BACKGROUND: Past failures in translating stroke cerebroprotection provoked calls for a more rigorous methodological approach, leading to the stroke preclinical assessment network SPAN (Stroke Preclinical Assessment Network), where uric acid (UA) treatment exceeded a prespecified efficacy boundary for the primary functional outcome. Still, successful translation to humans requires confirmation of the effect of UA across key biological variables relevant to patients with stroke. METHODS: We measured the effects of intravenous UA treatment (16 mg/kg) versus intravenous saline in groups of animals enrolled in the SPAN network with diverse comorbidities, sex, and age. The masked study drug or placebo was administered during reperfusion in rodents undergoing a transient middle cerebral artery filament occlusion. The primary outcome was the modified corner test index at day 30 poststroke, and numerous secondary outcomes were collected. A modified intention-to-treat population was used in the analysis.
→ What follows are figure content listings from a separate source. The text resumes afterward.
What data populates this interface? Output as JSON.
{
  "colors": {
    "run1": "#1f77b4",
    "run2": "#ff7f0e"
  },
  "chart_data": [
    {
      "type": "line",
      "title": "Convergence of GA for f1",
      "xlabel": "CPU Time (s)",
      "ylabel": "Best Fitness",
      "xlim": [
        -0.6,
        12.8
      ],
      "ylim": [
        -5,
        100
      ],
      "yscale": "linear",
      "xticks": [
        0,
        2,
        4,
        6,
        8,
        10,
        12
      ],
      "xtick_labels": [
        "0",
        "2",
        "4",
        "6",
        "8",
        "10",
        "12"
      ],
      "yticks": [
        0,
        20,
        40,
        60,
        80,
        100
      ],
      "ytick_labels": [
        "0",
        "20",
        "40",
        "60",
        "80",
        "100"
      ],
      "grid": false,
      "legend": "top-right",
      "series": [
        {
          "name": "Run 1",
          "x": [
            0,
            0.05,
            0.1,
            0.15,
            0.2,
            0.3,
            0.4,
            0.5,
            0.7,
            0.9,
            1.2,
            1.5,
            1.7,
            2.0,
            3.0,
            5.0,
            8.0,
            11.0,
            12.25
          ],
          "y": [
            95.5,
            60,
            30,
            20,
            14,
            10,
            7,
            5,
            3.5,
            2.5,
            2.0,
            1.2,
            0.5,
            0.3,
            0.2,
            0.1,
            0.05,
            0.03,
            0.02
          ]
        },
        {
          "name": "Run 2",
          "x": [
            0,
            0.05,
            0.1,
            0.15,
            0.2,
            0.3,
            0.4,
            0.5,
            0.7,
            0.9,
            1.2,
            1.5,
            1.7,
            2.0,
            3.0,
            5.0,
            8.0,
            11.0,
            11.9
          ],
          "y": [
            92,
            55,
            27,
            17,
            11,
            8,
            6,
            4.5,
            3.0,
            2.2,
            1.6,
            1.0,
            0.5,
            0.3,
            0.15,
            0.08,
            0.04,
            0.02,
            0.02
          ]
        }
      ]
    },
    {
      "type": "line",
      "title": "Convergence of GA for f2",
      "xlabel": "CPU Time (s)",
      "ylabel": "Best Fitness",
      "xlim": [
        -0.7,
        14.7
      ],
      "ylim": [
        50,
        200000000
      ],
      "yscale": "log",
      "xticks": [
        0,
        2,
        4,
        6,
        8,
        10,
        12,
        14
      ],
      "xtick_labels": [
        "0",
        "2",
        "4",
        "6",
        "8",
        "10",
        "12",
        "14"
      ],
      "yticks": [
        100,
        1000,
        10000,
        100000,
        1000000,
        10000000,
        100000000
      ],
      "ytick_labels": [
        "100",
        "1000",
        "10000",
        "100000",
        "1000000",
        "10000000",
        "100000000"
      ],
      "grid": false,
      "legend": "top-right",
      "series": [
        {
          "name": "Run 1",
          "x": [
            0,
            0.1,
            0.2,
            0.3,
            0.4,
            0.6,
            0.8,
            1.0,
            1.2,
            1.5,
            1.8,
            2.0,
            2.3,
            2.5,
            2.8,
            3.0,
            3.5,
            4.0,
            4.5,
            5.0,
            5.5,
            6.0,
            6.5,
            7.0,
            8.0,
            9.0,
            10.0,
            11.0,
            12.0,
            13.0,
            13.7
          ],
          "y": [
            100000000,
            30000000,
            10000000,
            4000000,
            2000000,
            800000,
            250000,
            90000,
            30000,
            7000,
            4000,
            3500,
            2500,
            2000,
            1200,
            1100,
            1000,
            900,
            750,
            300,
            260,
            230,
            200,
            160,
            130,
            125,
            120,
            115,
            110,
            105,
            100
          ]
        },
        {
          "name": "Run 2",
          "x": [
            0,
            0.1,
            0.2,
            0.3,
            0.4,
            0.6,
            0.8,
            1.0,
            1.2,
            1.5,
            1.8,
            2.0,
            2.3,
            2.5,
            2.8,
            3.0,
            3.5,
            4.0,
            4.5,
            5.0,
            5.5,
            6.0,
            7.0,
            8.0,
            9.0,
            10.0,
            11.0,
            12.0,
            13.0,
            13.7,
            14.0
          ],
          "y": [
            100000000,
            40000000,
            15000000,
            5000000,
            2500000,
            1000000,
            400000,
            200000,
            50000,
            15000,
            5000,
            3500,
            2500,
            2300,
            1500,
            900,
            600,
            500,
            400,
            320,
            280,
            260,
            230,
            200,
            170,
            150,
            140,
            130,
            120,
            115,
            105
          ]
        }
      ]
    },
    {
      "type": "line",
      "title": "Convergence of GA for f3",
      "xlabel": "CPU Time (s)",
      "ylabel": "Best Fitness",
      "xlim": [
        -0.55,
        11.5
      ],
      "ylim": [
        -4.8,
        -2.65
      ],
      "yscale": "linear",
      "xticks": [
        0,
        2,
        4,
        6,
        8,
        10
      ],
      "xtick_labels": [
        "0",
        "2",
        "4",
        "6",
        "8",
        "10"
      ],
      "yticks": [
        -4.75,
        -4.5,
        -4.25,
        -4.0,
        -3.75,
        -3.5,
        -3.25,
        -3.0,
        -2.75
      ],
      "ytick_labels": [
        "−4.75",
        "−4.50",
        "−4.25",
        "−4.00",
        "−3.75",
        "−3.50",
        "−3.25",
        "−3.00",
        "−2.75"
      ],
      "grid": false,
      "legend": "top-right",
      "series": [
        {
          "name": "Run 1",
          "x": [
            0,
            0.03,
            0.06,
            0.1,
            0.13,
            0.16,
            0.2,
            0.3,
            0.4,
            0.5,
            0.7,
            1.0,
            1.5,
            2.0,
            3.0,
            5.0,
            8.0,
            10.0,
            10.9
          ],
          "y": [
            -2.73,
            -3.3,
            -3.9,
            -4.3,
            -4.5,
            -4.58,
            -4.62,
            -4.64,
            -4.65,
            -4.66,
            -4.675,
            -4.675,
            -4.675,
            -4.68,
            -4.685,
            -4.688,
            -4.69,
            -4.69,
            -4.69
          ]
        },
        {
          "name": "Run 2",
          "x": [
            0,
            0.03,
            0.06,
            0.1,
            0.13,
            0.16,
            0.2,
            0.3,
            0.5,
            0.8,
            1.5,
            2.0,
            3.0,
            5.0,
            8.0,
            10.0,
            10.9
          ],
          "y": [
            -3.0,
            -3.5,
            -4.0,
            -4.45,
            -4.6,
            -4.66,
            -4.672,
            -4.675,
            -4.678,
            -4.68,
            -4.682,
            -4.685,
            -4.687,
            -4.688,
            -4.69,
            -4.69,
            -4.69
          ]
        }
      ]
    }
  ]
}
We tested for any interactions with sex, age, and comorbidities (obesity-induced hyperglycemia and hypertension). RESULTS: In total, 710 animals were randomized to receive either intravenous UA or saline. After accounting for procedural dropouts and exclusions from treatment, a total of 687 animals were qualified and analyzed, including 458 assigned to UA and 229 to intravenous saline control. UA-treated animals exhibited a better primary functional outcome at day 30 (probability, 0.56 [95% CI, 0.52–0.60]; P =0.006). UA-treated animals also had a better corner test index at day 7 (probability, 0.55 [95% CI, 0.5–0.59]; P =0.035) and a higher survival rate at day 30 (hazard ratio, 1.41 [95% CI, 1.08–1.83]; P =0.011). Brain morphometry at day 2 and 30 was comparable between the treatment groups. The improved functional outcome and survival in UA-treated animals were preserved across different species, sexes, ages, and comorbidities. CONCLUSIONS: UA provides ischemic stroke cerebroprotection across key relevant biological variables, making it a promising intervention to be further tested in human clinical trials.